If someone has 80,000 followers on Twitter, their account is nearly useless to us.
Not because they're a bad person or even a bad candidate. But because the account has been optimized for something other than honest self-expression. At some point — usually around 5,000 followers — people realize they have an audience, and they start performing for it. Posts get more polished. Opinions get safer or more provocative, depending on which direction drives engagement. The raw signal degrades as the curation improves.
What we actually look for is the opposite: accounts where posting behavior is clearly not strategic. Infrequent and technical. Lots of replies to niche conversations. Engagement so low that no reasonable person would keep going unless they genuinely cared about what they were saying. A thread from 2021 that got four likes but turned out to be completely correct.
These accounts are harder to find and harder to read. That's the point. Nobody has been filtering them for palatability. You're seeing what the person actually thinks, how they actually communicate, what they actually spend time on.
The influencer account tells you who someone wants to be seen as. The quiet account tells you who they are.
This has implications for how we weight signals.

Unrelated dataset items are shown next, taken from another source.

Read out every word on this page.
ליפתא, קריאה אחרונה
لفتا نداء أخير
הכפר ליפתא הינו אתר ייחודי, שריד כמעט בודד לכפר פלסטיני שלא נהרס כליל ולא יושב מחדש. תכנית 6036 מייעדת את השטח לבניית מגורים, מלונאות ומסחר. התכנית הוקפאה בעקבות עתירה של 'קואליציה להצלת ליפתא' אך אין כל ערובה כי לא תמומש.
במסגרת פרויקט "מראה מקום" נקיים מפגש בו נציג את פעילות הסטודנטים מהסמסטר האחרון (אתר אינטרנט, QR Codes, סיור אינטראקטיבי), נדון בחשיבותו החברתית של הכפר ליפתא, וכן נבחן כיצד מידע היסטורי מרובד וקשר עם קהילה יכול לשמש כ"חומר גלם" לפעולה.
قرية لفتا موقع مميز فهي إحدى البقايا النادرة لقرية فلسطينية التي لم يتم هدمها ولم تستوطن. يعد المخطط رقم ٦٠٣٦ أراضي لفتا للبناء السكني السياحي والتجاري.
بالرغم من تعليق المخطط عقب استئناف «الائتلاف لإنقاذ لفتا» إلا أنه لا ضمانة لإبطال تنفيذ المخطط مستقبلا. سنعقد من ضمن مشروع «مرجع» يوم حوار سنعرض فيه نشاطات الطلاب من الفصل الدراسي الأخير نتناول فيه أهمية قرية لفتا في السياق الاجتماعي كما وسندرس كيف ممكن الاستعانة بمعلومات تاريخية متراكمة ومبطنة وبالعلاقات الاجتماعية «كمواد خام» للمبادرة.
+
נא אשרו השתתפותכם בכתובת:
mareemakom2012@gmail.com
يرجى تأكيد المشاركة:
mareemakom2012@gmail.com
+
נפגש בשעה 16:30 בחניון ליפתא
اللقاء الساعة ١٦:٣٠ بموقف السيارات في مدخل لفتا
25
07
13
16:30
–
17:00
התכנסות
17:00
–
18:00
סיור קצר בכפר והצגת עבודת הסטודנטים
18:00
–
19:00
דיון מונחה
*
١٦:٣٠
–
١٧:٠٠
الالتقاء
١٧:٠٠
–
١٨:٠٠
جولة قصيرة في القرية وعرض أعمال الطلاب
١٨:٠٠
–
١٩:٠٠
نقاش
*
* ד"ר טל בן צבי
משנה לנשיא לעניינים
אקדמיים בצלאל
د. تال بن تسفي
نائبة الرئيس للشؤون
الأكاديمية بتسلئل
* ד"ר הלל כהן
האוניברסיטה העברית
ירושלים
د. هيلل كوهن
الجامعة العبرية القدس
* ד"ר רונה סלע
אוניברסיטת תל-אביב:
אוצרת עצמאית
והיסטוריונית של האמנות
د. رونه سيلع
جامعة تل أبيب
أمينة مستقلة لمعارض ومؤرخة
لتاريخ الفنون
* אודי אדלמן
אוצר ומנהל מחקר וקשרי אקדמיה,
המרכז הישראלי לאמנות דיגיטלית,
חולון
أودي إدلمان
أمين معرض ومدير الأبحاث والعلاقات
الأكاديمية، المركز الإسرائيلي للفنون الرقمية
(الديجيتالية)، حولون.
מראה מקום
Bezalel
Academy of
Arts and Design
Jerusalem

Engagement metrics — which most tools treat as a quality signal — can actively mislead. A post with 10,000 likes might be optimized content with no original thought. A post with 12 likes might be genuinely important, just written for an audience of twelve people who would get it.
CloudScout tries to read past the performance layer. Not because big accounts are bad, but because the signal density is just much higher in the accounts nobody is watching.